A good example of a effort of a mid term prediction, is the case of Parkfield. In 1984 an impressive network of equipment was installed in a part of San André's Fault, a place that already had a well-defined seismic pattern: an event with magnitude greater to 6.0 every 22 years. It was considered that between 1988 and 1992, this segment of the fault, located near the town of Parkfield, would generate an earthquake. Therefore, a dense network of seismic stations and geodesic measuring equipment with a series of apparatuses to measure levels of the phreatic mantle, electrical resistivity, magnetic fields and geoquímicos changes in the zone. Until today, the prediction of Parkfield has not been fulfilled. Even worse, this effort was not able to warn the population with the earthquake of 1989 in Dark Hill, magnitude 7.1 (the died earthquake of the World-wide Series with 63), or the devastating event of Northridge, magnitude 6.8 and its effects (about 57 died).

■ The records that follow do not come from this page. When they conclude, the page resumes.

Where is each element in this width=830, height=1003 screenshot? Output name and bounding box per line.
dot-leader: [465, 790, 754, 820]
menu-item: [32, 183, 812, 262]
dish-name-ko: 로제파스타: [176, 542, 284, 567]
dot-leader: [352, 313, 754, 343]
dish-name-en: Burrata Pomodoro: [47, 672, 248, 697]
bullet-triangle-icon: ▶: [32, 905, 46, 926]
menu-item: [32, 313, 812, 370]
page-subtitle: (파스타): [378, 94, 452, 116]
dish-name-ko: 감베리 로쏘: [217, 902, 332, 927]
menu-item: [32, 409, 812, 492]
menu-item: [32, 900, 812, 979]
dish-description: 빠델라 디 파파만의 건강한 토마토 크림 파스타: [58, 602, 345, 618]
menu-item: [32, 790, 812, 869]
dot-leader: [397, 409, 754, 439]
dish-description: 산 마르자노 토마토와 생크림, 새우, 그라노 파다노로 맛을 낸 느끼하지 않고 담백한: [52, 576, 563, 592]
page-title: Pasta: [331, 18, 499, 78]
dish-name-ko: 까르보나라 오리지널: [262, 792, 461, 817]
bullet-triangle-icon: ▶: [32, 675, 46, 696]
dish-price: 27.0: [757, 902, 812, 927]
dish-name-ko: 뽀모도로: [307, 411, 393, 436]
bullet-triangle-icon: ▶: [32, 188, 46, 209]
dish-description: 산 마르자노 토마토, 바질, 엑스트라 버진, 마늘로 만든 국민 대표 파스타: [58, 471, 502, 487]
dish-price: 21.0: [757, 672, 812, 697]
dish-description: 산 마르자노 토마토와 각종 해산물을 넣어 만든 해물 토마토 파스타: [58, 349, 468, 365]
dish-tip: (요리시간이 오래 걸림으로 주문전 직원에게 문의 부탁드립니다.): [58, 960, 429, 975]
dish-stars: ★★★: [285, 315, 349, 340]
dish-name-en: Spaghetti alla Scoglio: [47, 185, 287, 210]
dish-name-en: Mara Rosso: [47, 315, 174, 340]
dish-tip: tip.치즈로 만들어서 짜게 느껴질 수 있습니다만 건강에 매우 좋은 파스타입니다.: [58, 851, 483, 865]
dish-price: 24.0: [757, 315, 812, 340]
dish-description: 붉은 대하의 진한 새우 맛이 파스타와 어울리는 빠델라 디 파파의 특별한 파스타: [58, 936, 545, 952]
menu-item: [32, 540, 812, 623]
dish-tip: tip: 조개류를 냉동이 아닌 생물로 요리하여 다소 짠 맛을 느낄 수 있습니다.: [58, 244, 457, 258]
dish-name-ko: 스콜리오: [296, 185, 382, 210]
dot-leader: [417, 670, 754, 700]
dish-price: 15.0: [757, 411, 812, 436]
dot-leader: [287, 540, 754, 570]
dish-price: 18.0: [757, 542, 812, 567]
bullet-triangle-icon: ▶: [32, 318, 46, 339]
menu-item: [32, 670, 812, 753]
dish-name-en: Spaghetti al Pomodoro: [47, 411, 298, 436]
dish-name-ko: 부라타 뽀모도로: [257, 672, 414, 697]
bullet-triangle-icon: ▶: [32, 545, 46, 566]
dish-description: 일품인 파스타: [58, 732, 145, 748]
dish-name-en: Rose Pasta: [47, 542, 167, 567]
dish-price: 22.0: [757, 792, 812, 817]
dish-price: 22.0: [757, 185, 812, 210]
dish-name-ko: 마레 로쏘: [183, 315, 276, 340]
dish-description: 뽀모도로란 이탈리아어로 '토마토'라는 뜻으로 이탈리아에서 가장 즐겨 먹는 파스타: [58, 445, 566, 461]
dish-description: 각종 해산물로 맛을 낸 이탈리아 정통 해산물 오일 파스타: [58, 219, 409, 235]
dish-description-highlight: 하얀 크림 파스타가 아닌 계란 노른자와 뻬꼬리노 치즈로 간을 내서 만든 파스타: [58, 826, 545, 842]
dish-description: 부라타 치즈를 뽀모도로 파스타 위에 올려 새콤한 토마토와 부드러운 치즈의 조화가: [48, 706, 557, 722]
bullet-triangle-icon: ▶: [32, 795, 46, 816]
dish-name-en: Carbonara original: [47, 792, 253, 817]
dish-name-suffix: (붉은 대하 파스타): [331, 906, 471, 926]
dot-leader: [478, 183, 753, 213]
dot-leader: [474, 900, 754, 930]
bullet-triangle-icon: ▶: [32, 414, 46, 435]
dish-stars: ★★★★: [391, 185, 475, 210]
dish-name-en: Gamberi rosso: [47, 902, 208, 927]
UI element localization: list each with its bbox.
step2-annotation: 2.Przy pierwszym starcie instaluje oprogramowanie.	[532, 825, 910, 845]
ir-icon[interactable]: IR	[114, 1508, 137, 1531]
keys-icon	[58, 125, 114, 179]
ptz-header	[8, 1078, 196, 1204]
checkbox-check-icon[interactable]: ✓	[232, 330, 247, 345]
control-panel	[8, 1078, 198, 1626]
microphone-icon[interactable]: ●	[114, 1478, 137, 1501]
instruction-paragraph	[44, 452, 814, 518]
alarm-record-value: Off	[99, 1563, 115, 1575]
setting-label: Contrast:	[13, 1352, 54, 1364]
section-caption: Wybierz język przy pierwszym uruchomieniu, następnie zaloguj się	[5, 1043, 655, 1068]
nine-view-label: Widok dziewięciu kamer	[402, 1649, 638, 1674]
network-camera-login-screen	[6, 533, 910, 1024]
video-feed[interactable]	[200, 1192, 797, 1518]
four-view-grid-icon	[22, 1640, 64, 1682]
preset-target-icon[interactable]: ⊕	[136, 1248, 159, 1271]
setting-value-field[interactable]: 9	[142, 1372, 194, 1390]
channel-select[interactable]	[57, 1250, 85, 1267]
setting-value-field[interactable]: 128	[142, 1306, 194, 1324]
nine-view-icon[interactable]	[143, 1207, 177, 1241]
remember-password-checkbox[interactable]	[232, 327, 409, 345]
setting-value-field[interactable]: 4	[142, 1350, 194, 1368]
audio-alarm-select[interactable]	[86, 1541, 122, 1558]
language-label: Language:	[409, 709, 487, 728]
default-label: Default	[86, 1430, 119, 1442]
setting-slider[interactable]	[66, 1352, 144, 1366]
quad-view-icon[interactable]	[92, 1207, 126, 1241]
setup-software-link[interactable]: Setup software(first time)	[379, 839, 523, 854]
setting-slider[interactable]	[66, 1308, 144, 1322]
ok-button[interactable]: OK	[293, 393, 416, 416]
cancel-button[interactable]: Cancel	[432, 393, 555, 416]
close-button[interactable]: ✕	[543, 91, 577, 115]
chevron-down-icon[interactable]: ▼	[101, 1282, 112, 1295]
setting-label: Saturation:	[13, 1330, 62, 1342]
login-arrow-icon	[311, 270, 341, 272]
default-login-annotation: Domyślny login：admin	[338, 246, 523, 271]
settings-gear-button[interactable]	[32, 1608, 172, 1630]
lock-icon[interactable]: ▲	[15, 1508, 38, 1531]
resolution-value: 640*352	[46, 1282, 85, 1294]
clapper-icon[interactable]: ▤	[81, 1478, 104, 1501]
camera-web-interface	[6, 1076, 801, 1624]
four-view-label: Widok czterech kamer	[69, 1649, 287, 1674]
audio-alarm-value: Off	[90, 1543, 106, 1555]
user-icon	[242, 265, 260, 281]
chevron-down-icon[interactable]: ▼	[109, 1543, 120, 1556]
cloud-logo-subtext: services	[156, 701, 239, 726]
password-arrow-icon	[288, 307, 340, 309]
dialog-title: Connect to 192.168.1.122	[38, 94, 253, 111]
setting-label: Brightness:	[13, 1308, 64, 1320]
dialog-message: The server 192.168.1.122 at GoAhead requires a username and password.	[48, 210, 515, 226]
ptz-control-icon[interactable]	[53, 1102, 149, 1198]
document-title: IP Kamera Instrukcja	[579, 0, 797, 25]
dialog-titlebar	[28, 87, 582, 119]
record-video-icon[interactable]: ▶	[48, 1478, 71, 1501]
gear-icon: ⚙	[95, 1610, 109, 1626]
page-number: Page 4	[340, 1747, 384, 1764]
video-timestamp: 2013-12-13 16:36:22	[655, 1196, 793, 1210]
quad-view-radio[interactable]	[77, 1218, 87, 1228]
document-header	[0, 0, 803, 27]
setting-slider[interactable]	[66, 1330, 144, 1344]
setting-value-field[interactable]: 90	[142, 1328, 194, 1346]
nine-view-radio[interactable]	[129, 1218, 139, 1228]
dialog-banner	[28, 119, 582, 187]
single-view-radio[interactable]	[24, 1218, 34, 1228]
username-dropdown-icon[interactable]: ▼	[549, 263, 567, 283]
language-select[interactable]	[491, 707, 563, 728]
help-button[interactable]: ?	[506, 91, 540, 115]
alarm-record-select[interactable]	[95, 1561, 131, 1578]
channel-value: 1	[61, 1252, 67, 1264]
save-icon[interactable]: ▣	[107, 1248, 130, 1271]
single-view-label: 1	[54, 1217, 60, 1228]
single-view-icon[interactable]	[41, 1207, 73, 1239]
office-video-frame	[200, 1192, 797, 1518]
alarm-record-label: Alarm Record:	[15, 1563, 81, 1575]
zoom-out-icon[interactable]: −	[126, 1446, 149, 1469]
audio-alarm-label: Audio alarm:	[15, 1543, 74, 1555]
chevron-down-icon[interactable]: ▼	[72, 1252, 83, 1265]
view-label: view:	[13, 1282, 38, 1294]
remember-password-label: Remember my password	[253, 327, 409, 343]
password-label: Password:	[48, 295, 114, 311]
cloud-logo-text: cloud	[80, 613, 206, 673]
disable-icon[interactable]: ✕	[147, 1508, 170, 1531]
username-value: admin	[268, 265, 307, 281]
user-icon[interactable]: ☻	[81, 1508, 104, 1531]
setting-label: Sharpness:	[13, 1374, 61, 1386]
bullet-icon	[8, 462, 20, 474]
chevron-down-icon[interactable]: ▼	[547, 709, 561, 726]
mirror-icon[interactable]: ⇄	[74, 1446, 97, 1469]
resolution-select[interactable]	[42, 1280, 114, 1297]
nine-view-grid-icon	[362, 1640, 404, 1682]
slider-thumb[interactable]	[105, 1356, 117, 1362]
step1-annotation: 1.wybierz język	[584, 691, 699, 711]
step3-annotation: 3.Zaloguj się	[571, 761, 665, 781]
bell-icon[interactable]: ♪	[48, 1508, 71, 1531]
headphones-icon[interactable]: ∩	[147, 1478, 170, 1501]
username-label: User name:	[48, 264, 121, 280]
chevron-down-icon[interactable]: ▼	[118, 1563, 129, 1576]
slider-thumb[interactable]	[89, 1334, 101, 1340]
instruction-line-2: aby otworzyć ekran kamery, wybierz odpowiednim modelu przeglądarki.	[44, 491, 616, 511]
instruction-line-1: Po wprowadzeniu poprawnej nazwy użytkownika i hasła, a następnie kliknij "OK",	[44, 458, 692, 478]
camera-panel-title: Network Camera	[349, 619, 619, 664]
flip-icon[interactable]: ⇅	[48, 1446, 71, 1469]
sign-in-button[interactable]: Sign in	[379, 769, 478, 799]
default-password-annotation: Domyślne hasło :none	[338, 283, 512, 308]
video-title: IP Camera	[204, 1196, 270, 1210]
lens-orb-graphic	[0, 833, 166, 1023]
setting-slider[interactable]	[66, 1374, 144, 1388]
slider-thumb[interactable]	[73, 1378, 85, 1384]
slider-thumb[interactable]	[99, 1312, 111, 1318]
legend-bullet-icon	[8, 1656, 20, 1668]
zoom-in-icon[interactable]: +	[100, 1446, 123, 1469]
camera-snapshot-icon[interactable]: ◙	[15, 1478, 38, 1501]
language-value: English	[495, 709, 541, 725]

Different prediction methodologies exist for long term earthquake predictions. By means of studies of the distribution of the seismic activity at world-wide level, it has been possible to identify those places where the probability of an event of great magnitude is greater, for example in the zones of contact of the tectonic plates, like Puerto Rico. This, nevertheless, must be interpreted as a possibility and not like as an absolute guarantee of the occurrence of an event in a specific area.

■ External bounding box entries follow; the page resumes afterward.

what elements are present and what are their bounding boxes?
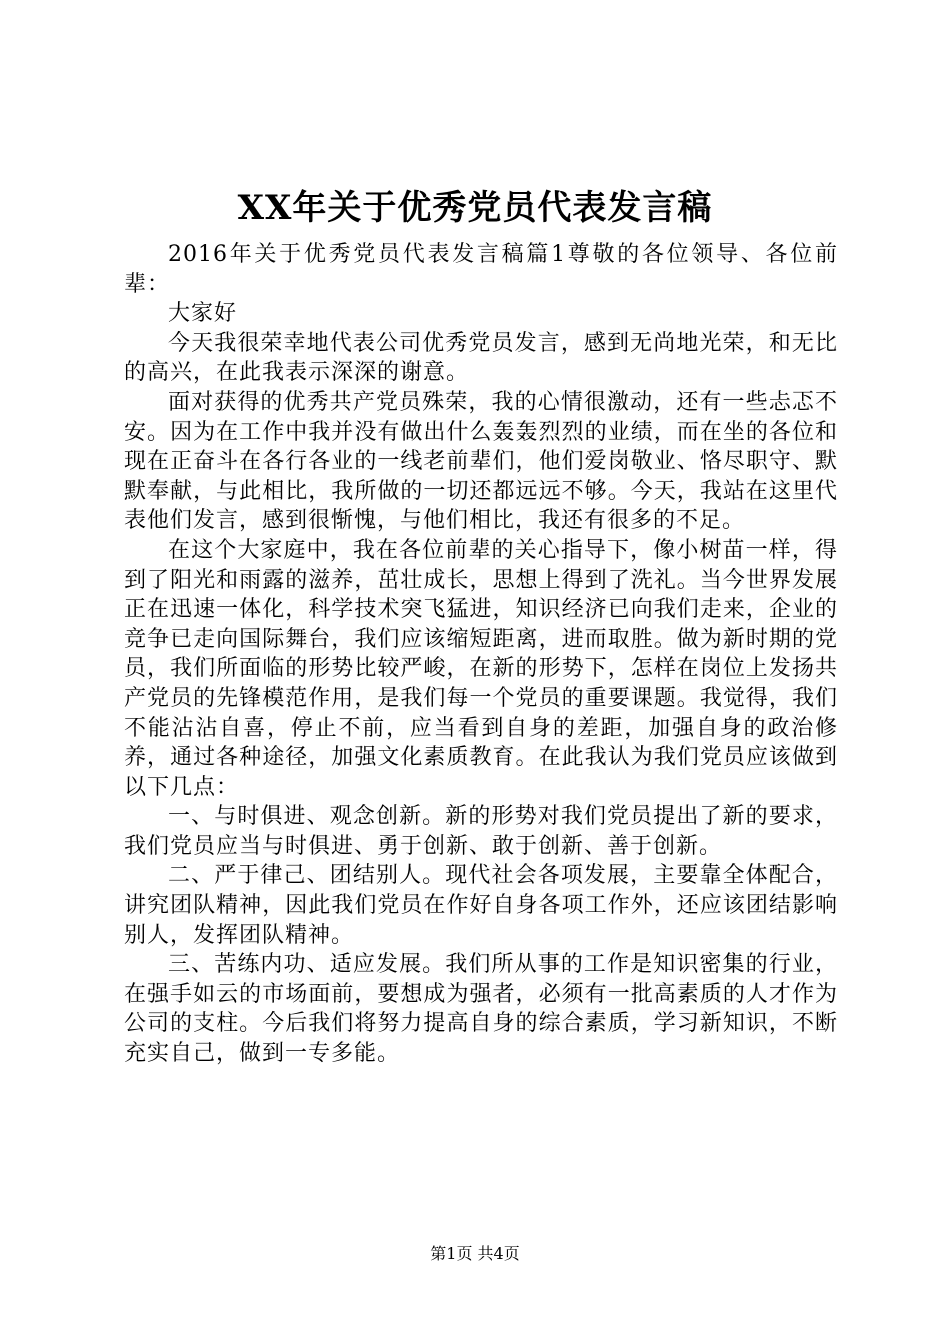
paragraph-thanks: 今天我很荣幸地代表公司优秀党员发言，感到无尚地光荣，和无比的高兴，在此我表示深深的谢意。 (124, 330, 838, 386)
paragraph-point-two: 二、严于律己、团结别人。现代社会各项发展，主要靠全体配合，讲究团队精神，因此我们党员在作好自身各项工作外，还应该团结影响别人，发挥团队精神。 (124, 863, 838, 948)
document-title: XX年关于优秀党员代表发言稿 (237, 188, 713, 228)
paragraph-greeting: 大家好 (168, 301, 238, 327)
document-body (124, 240, 838, 1069)
paragraph-point-one: 一、与时俱进、观念创新。新的形势对我们党员提出了新的要求，我们党员应当与时俱进、勇于创新、敢于创新、善于创新。 (124, 804, 838, 859)
paragraph-honor: 面对获得的优秀共产党员殊荣，我的心情很激动，还有一些忐忑不安。因为在工作中我并没有做出什么轰轰烈烈的业绩，而在坐的各位和现在正奋斗在各行各业的一线老前辈们，他们爱岗敬业、恪尽职守、默默奉献，与此相比，我所做的一切还都远远不够。今天，我站在这里代表他们发言，感到很惭愧，与他们相比，我还有很多的不足。 (124, 389, 838, 534)
paragraph-opening: 2016年关于优秀党员代表发言稿篇1尊敬的各位领导、各位前辈： (124, 242, 838, 297)
page-footer: 第1页 共4页 (430, 1244, 520, 1263)
paragraph-point-three: 三、苦练内功、适应发展。我们所从事的工作是知识密集的行业，在强手如云的市场面前，要想成为强者，必须有一批高素质的人才作为公司的支柱。今后我们将努力提高自身的综合素质，学习新知识，不断充实自己，做到一专多能。 (124, 952, 838, 1067)
paragraph-growth: 在这个大家庭中，我在各位前辈的关心指导下，像小树苗一样，得到了阳光和雨露的滋养，茁壮成长，思想上得到了洗礼。当今世界发展正在迅速一体化，科学技术突飞猛进，知识经济已向我们走来，企业的竞争已走向国际舞台，我们应该缩短距离，进而取胜。做为新时期的党员，我们所面临的形势比较严峻，在新的形势下，怎样在岗位上发扬共产党员的先锋模范作用，是我们每一个党员的重要课题。我觉得，我们不能沾沾自喜，停止不前，应当看到自身的差距，加强自身的政治修养，通过各种途径，加强文化素质教育。在此我认为我们党员应该做到以下几点： (124, 537, 838, 800)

For the long term prediction some studies are based on the recurrence of events. For example, in Puerto Rico there have been approximately 1670 earthquakes, of these only four earthquakes are of great intensity: 1670, 1787, 1867 and 1918. This earthquake distribution reflects a cycle of 51 to 117 years or an average of 83 years for destructive earthquakes. Nevertheless, it is necessary to indicate that each one of these events was generated throughout a different fault, therefore, in base of these events exclusively a prediction cannot be done on its recurrence.

For other studies, by far more complete, the geologic maps of the particular zone are examined, putting special attention to active faults and other geologic structures. This is correlated with the distribution of intensity of historical earthquakes, models of seismic attenuation and other statistical data. The result of this, are maps of seismic zones that identify the regions where different degrees of intensity can be anticipated. Often these studies not only consider the direct risk of an earthquake, but also of other phenomena associated as a result of the earthquake, such as tidal waves (tsunamis), liquification, seismic amplification and landslides. The identification of these zones of high risk is necessary to make decisiosn of land use and the preparation of contingency plans.

In Puerto Rico, studies of seismic vulnerability have shown a probability between 33% and 50% of an earthquake of strong intensity (Intensity VII or more in the Modified Mercalli scale) for different parts from the island over a period of 50 years (McCann, 1987). On the other hand, it is recognized that the low coastal zones are more vulnerable to phenomena like tidal waves, liquification and amplification of seismic wave, whereas in the interior the greatest threat are landslides.

Long-term predictions do not offer a 100% warranty of what can happen, and although up until now a prediction method with a strong scientific foundation that may allow the exact prediction of a seismic event of any magnitude does not exist, the time and the effort used with this aim has not been in vain, since great advances in the sismología have arisen as a result of these investigations.

Figure 1: Map that shows the probability of great seismic intensity over a period of 50 years (McCann, 1987).





References:

* Bolt, B., 1981. Terremotos. Editorial Reverté, Barcelona, 266p.

* McCann, W., 1987. Preliminary Seismic Hazard Map.